I have always thought the best way to deal with a crisis is to spend your way out of it. That seems to be the view in the US, where enormous government stimulus plans - cash for clunkers anyone? - have failed to produce anything more significant than a huge yawn or greater indebtedness.
Here's the view of Time magazine: "Economists from Wall Street to the White House, meanwhile, are thinking 'too little, too late'. Manufacturing looks to have bottomed, inventories are being sold off and consumers are still spending - the contraction that began in March is expected to give way to some form of recovery in the next six months. An extra US$75 billion [Dh275.46bn] to $100bn in tax cuts, extended unemployment and extra health insurance might add a few tenths of a percentage point to GDP growth in XXXX — but it's not going to change the schedule appreciably."

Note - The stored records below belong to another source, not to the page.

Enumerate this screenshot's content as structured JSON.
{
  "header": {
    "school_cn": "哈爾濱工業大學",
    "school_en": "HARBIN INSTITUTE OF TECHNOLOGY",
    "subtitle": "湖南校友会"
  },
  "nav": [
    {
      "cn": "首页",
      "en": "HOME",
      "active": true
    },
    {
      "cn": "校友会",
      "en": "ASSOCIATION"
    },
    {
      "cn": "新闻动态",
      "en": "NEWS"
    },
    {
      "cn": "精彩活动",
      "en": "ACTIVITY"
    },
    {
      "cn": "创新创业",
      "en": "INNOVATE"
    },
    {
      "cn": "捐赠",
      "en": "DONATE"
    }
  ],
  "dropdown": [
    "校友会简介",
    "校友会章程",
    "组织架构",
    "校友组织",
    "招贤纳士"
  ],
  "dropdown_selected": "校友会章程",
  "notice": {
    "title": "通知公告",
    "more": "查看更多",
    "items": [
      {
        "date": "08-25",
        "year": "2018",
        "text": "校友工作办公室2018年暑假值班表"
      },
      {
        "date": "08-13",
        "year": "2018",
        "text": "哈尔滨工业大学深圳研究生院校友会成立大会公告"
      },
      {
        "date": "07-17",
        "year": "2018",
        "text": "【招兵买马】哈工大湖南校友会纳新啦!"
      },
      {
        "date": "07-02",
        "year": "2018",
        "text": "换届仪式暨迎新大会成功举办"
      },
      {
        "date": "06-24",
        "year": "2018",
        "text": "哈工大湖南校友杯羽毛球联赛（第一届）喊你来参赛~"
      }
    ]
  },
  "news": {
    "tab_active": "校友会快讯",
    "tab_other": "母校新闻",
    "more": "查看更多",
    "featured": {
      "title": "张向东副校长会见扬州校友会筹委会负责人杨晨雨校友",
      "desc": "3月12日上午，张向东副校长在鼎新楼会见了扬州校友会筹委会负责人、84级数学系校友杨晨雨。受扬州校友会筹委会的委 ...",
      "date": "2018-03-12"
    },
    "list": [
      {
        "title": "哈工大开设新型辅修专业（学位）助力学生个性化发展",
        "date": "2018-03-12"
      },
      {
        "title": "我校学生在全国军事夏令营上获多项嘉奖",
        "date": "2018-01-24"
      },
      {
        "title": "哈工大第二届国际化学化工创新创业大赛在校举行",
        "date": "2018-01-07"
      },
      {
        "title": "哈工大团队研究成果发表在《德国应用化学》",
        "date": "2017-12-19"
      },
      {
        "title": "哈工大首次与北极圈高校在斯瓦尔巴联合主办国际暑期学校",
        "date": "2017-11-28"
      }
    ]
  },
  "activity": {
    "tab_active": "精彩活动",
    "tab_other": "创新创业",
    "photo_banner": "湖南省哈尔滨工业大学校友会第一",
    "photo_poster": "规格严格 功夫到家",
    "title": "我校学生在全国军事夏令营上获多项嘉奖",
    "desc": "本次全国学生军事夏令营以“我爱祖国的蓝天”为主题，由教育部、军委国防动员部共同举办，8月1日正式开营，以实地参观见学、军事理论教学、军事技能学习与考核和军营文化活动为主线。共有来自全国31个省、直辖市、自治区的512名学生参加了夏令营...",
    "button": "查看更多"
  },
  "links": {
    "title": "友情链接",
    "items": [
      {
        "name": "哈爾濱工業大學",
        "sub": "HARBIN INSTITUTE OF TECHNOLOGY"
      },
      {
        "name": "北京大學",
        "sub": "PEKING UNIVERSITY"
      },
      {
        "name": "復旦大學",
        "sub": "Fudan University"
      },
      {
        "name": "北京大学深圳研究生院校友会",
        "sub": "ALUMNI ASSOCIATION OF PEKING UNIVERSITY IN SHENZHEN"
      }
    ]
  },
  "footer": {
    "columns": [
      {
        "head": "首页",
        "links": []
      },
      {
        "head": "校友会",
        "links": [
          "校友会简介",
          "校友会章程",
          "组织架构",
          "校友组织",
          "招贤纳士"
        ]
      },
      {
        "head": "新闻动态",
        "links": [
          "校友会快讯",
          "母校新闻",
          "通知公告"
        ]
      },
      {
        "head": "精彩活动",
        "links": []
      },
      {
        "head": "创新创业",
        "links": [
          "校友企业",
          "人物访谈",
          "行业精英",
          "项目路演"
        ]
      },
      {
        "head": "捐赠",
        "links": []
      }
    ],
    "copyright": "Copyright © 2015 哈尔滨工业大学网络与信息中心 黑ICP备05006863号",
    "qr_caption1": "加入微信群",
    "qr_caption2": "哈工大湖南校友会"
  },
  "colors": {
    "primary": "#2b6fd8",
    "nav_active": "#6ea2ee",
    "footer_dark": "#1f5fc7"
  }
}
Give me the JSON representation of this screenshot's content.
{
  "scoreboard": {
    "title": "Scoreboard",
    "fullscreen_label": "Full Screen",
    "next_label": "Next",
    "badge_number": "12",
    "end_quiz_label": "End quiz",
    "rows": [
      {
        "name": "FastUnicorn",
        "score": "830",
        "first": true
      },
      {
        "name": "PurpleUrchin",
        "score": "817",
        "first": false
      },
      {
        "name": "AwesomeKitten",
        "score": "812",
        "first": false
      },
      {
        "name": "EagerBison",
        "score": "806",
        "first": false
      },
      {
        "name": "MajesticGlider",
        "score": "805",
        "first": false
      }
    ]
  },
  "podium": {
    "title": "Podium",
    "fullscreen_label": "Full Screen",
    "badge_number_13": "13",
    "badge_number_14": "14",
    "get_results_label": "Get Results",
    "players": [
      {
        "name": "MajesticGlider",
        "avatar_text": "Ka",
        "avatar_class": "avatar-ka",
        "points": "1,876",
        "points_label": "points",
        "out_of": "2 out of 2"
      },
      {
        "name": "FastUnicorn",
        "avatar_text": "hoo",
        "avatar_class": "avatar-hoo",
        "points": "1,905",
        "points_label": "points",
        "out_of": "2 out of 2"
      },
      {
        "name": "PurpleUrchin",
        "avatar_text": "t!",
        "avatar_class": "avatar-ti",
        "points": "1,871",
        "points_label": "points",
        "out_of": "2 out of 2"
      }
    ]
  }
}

The missing year is 2002. Economists always think it's too little, too late. Older readers will recall that the British economy only really gathered pace in the early 1980s after 364 economists had written a letter to The Times complaining about then prime minister Margaret Thatcher's idiotic policies. There was "no basis in economic theory or supporting evidence" for the policies, they wrote, for it threatened Britain's "social and political stability". Idiots, the lot of them.
My advice to politicians and policymakers everywhere is to put their feet up for six months, read poetry, smoke a pipe or even have a nap. When they wake up they'll discover that, in their absence, the economy has revived and the trees are covered in leaves.